If you do not know an answer, say it. That way, we will know you do not know and it will be clear.
Finally, add further description as you see fit. Do not hesitate to tell us about KB articles you already checked and the outcome.
Trick #1: Take the above questions and paste them into the case log with your answers. Do this for every case, even the ones looking more obvious as they may not be obvious to the TSE working the case.

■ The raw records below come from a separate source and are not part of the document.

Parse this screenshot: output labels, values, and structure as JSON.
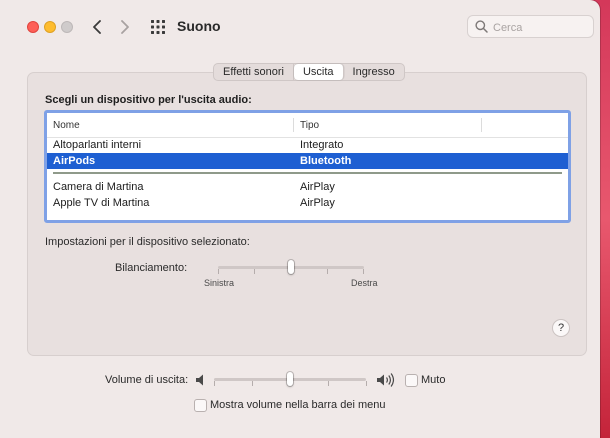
{
  "window": {
    "title": "Suono",
    "search_placeholder": "Cerca"
  },
  "tabs": [
    {
      "label": "Effetti sonori",
      "active": false
    },
    {
      "label": "Uscita",
      "active": true
    },
    {
      "label": "Ingresso",
      "active": false
    }
  ],
  "output": {
    "section_label": "Scegli un dispositivo per l'uscita audio:",
    "columns": [
      "Nome",
      "Tipo"
    ],
    "devices": [
      {
        "name": "Altoparlanti interni",
        "type": "Integrato",
        "selected": false
      },
      {
        "name": "AirPods",
        "type": "Bluetooth",
        "selected": true
      },
      {
        "name": "Camera di Martina",
        "type": "AirPlay",
        "selected": false
      },
      {
        "name": "Apple TV di Martina",
        "type": "AirPlay",
        "selected": false
      }
    ],
    "settings_label": "Impostazioni per il dispositivo selezionato:",
    "balance": {
      "label": "Bilanciamento:",
      "left_label": "Sinistra",
      "right_label": "Destra",
      "value": 0.5
    },
    "help_label": "?"
  },
  "volume": {
    "label": "Volume di uscita:",
    "value": 0.5,
    "mute_label": "Muto",
    "mute_checked": false,
    "show_in_menubar_label": "Mostra volume nella barra dei menu",
    "show_in_menubar_checked": false
  },
  "colors": {
    "selection": "#1e5fd2",
    "focus_ring": "#7fa1e6",
    "close": "#fe5f57",
    "minimize": "#febc2e"
  }
}
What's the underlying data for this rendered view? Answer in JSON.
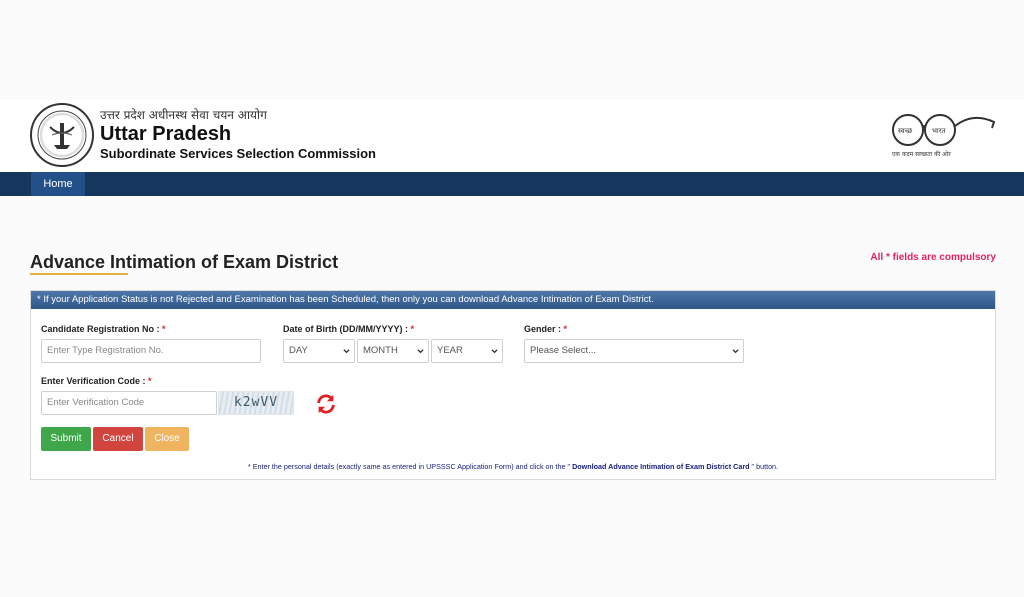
{
  "header": {
    "hindi_title": "उत्तर प्रदेश अधीनस्थ सेवा चयन आयोग",
    "org_name": "Uttar Pradesh",
    "org_subtitle": "Subordinate Services Selection Commission",
    "swachh_left": "स्वच्छ",
    "swachh_right": "भारत",
    "swachh_tagline": "एक कदम स्वच्छता की ओर"
  },
  "nav": {
    "home_label": "Home"
  },
  "page": {
    "title": "Advance Intimation of Exam District",
    "compulsory_note": "All * fields are compulsory",
    "notice": "* If your Application Status is not Rejected and Examination has been Scheduled, then only you can download Advance Intimation of Exam District."
  },
  "form": {
    "reg_label": "Candidate Registration No :",
    "reg_placeholder": "Enter Type Registration No.",
    "dob_label": "Date of Birth (DD/MM/YYYY) :",
    "day_option": "DAY",
    "month_option": "MONTH",
    "year_option": "YEAR",
    "gender_label": "Gender :",
    "gender_option": "Please Select...",
    "verify_label": "Enter Verification Code :",
    "verify_placeholder": "Enter Verification Code",
    "captcha_text": "k2wVV",
    "required_mark": "*"
  },
  "buttons": {
    "submit": "Submit",
    "cancel": "Cancel",
    "close": "Close"
  },
  "footnote": {
    "part1": "* Enter the personal details (exactly same as entered in UPSSSC Application Form) and click on the \"",
    "link": " Download Advance Intimation of Exam District Card",
    "part2": " \" button."
  },
  "colors": {
    "navbar": "#17365d",
    "accent_red": "#e0245e",
    "submit": "#3fa74a",
    "cancel": "#d2453f",
    "close": "#efb460"
  },
  "icons": [
    "up-emblem-icon",
    "swachh-bharat-spectacles-icon",
    "refresh-icon",
    "chevron-down-icon"
  ]
}
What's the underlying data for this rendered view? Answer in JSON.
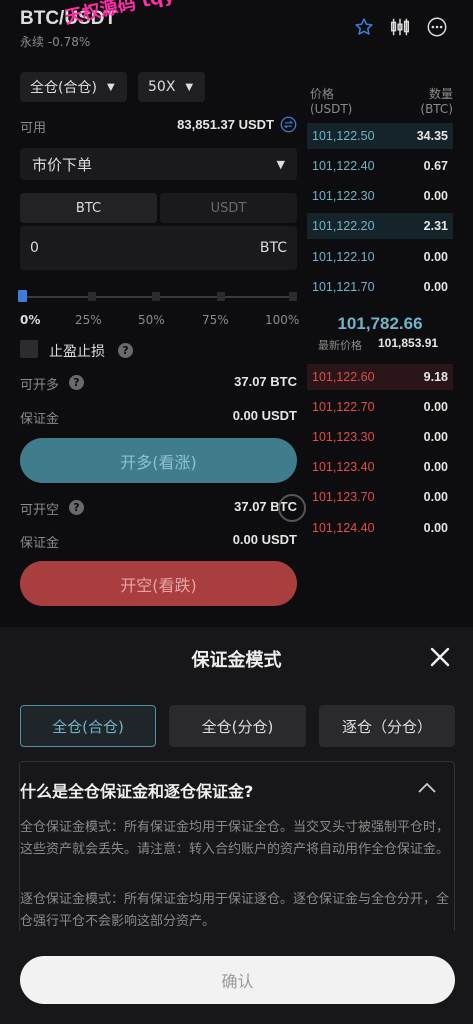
{
  "header": {
    "pair": "BTC/USDT",
    "perpetual": "永续",
    "change": "-0.78%",
    "watermark": "天权源码 tqym"
  },
  "margin_mode_select": {
    "value": "全仓(合仓)"
  },
  "leverage_select": {
    "value": "50X"
  },
  "available": {
    "label": "可用",
    "value": "83,851.37 USDT"
  },
  "order_type_select": {
    "value": "市价下单"
  },
  "unit_tabs": [
    "BTC",
    "USDT"
  ],
  "amount_input": {
    "value": "0",
    "unit": "BTC"
  },
  "slider": {
    "value": 0,
    "marks": [
      "0%",
      "25%",
      "50%",
      "75%",
      "100%"
    ]
  },
  "tp_sl": {
    "label": "止盈止损"
  },
  "long": {
    "can_open_label": "可开多",
    "can_open_value": "37.07 BTC",
    "margin_label": "保证金",
    "margin_value": "0.00 USDT",
    "button": "开多(看涨)"
  },
  "short": {
    "can_open_label": "可开空",
    "can_open_value": "37.07 BTC",
    "margin_label": "保证金",
    "margin_value": "0.00 USDT",
    "button": "开空(看跌)"
  },
  "orderbook": {
    "price_header": "价格",
    "price_unit": "(USDT)",
    "qty_header": "数量",
    "qty_unit": "(BTC)",
    "bids": [
      {
        "price": "101,122.50",
        "qty": "34.35"
      },
      {
        "price": "101,122.40",
        "qty": "0.67"
      },
      {
        "price": "101,122.30",
        "qty": "0.00"
      },
      {
        "price": "101,122.20",
        "qty": "2.31"
      },
      {
        "price": "101,122.10",
        "qty": "0.00"
      },
      {
        "price": "101,121.70",
        "qty": "0.00"
      }
    ],
    "mid_price": "101,782.66",
    "latest_label": "最新价格",
    "latest_price": "101,853.91",
    "asks": [
      {
        "price": "101,122.60",
        "qty": "9.18"
      },
      {
        "price": "101,122.70",
        "qty": "0.00"
      },
      {
        "price": "101,123.30",
        "qty": "0.00"
      },
      {
        "price": "101,123.40",
        "qty": "0.00"
      },
      {
        "price": "101,123.70",
        "qty": "0.00"
      },
      {
        "price": "101,124.40",
        "qty": "0.00"
      }
    ]
  },
  "modal": {
    "title": "保证金模式",
    "modes": [
      "全仓(合仓)",
      "全仓(分仓)",
      "逐仓（分仓）"
    ],
    "faq_title": "什么是全仓保证金和逐仓保证金?",
    "faq_p1": "全仓保证金模式：所有保证金均用于保证全仓。当交叉头寸被强制平仓时，这些资产就会丢失。请注意：转入合约账户的资产将自动用作全仓保证金。",
    "faq_p2": "逐仓保证金模式：所有保证金均用于保证逐仓。逐仓保证金与全仓分开，全仓强行平仓不会影响这部分资产。",
    "confirm": "确认"
  },
  "colors": {
    "bid": "#6fb3c8",
    "ask": "#e04b4b",
    "long_button": "#3f7d8c",
    "short_button": "#a83e3e",
    "accent": "#3b7dd8"
  }
}
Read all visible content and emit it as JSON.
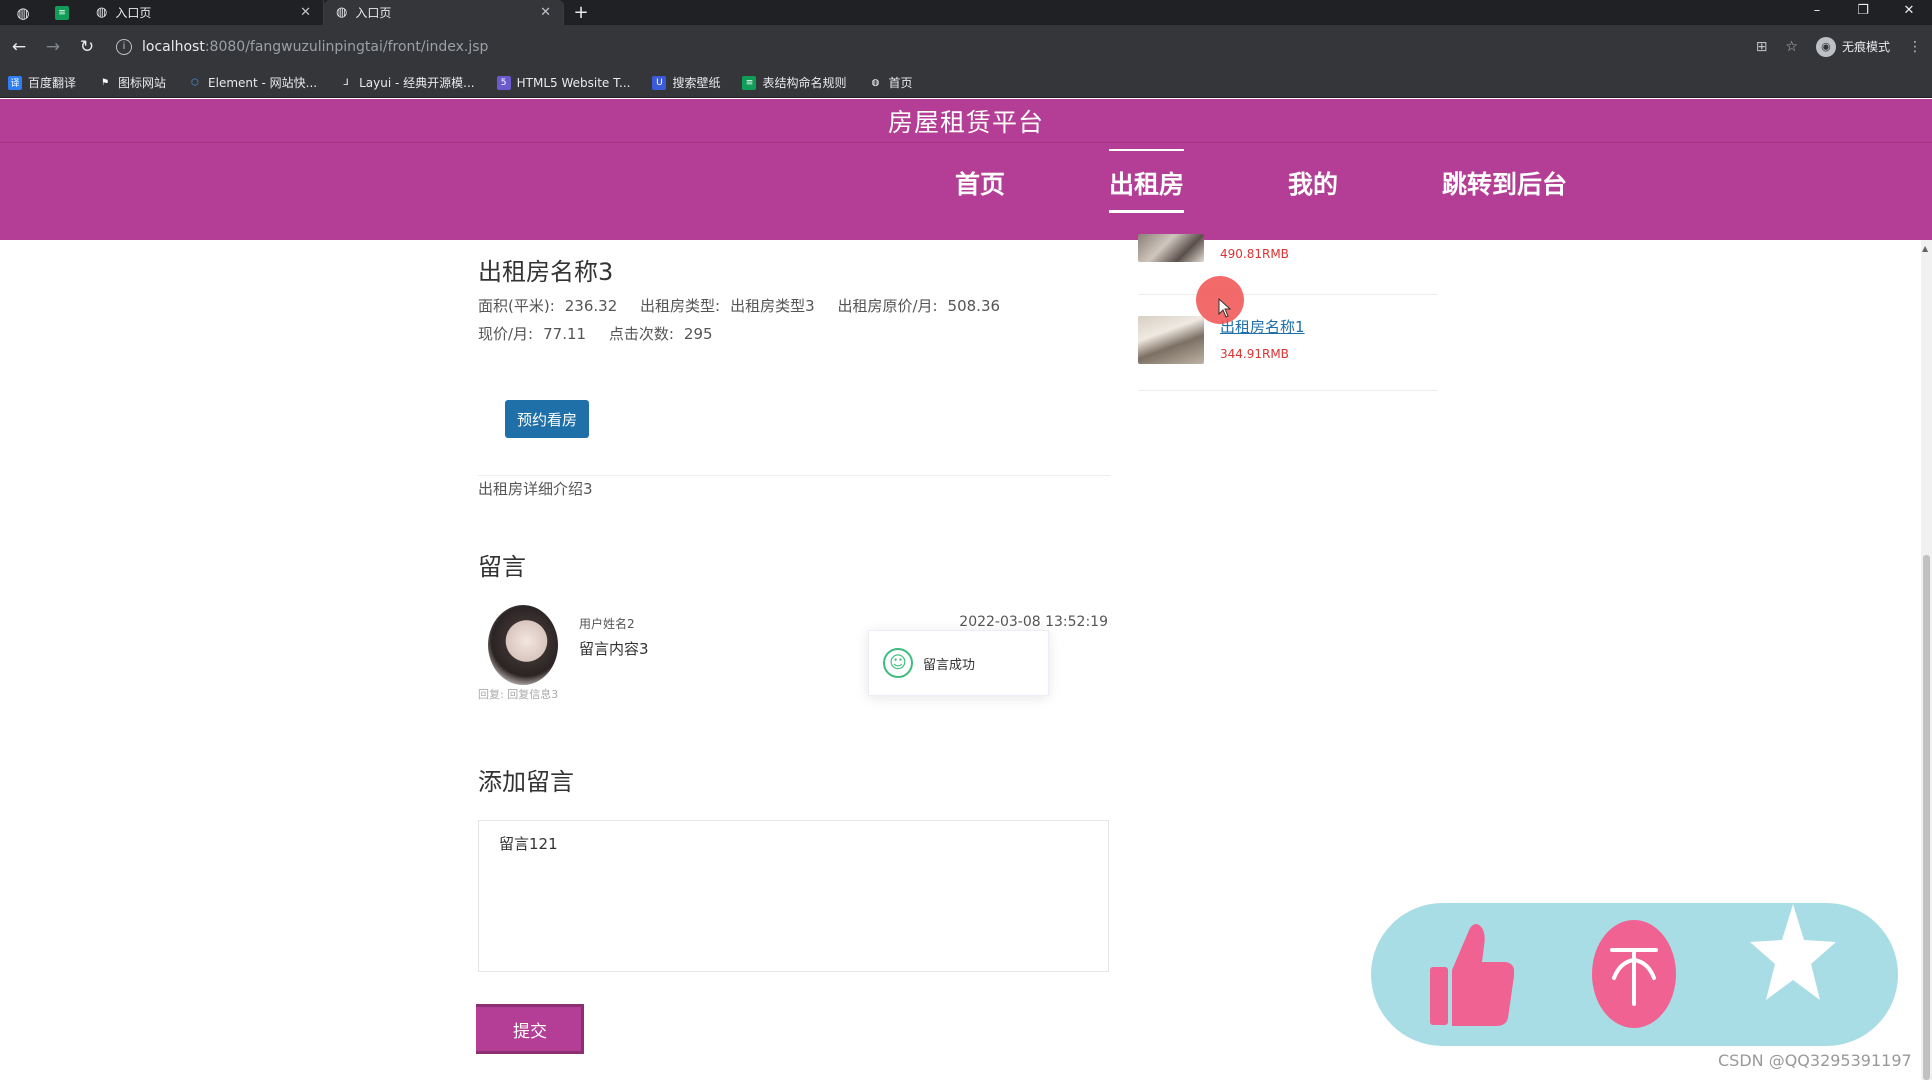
{
  "browser": {
    "tabs": [
      {
        "label": "入口页",
        "active": false
      },
      {
        "label": "入口页",
        "active": true
      }
    ],
    "url_host": "localhost",
    "url_rest": ":8080/fangwuzulinpingtai/front/index.jsp",
    "incognito_label": "无痕模式",
    "bookmarks": [
      {
        "label": "百度翻译",
        "icon": "baidu-translate-icon",
        "color": "#2f7ef6"
      },
      {
        "label": "图标网站",
        "icon": "flag-icon",
        "color": "#35363a"
      },
      {
        "label": "Element - 网站快...",
        "icon": "element-icon",
        "color": "#409eff"
      },
      {
        "label": "Layui - 经典开源模...",
        "icon": "layui-icon",
        "color": "#35363a"
      },
      {
        "label": "HTML5 Website T...",
        "icon": "html5-icon",
        "color": "#6a5acd"
      },
      {
        "label": "搜索壁纸",
        "icon": "wallpaper-icon",
        "color": "#3b5bdb"
      },
      {
        "label": "表结构命名规则",
        "icon": "sheet-icon",
        "color": "#0f9d58"
      },
      {
        "label": "首页",
        "icon": "globe-icon",
        "color": "#35363a"
      }
    ]
  },
  "site": {
    "title": "房屋租赁平台",
    "nav": [
      {
        "label": "首页",
        "active": false
      },
      {
        "label": "出租房",
        "active": true
      },
      {
        "label": "我的",
        "active": false
      },
      {
        "label": "跳转到后台",
        "active": false
      }
    ],
    "brand_color": "#b43e95"
  },
  "house": {
    "name": "出租房名称3",
    "area_label": "面积(平米):",
    "area": "236.32",
    "type_label": "出租房类型:",
    "type": "出租房类型3",
    "orig_price_label": "出租房原价/月:",
    "orig_price": "508.36",
    "price_label": "现价/月:",
    "price": "77.11",
    "clicks_label": "点击次数:",
    "clicks": "295",
    "book_button": "预约看房",
    "detail": "出租房详细介绍3"
  },
  "comments": {
    "title": "留言",
    "items": [
      {
        "user": "用户姓名2",
        "content": "留言内容3",
        "time": "2022-03-08 13:52:19",
        "reply": "回复: 回复信息3"
      }
    ]
  },
  "toast": {
    "text": "留言成功"
  },
  "add_comment": {
    "title": "添加留言",
    "textarea_value": "留言121",
    "submit_label": "提交"
  },
  "sidebar": {
    "items": [
      {
        "name": "",
        "price": "490.81RMB"
      },
      {
        "name": "出租房名称1",
        "price": "344.91RMB"
      }
    ]
  },
  "floating": {
    "like_icon": "thumbs-up-icon",
    "top_icon": "back-to-top-icon",
    "star_icon": "star-icon",
    "panel_color": "#a8dde5",
    "icon_color": "#f06292"
  },
  "watermark": "CSDN @QQ3295391197"
}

Trick #2: When you create the case, you may open with it with the brief description and, after that is done, you can send a full email with all the details. It is easier to write in full screen and you can easily add screenshots into the email.
Trick #3: Do this for every SR you open, even non urgent ones. Practice makes perfect
Some guidelines should be respected to avoid delays and confusion.
- Make sure your text is clear, concise and to the point. Review it carefully and, if possible, have someone review it as well. This is time well spent as it may save hours, even days, because it is better understood by support (remember my example above on medical staff gathering a story while the patient is panicking).
- Avoid political information. Remain technical and factual.
- Upload all the necessary files immediately. Do not wait to be asked. You will be saving time.
— End of Quote
Wow! that’s a lot of information
Points to Fred this is the first time my support infrastructure has provided me education on how to make my experience better. I don’t know how many tickets I have opened with a single one line statement and logs. (Fred knows and it’s not a good number). I love that my support engineer took the time to help refine the process. As I tell my co-workers all the time just let me know the human protocol to get it done and I will follow it. Fred is giving us the support protocol to get it done. Also as you answer these questions you might find that you resolve the issue yourself. As anyone who has done design might tell you it’s the process that makes provides good infrastructure not the idea. I suggest that you consider following his process provided and see if it helps your support situation.
What do you think?
Have you had a good experience with support ? What made it that way?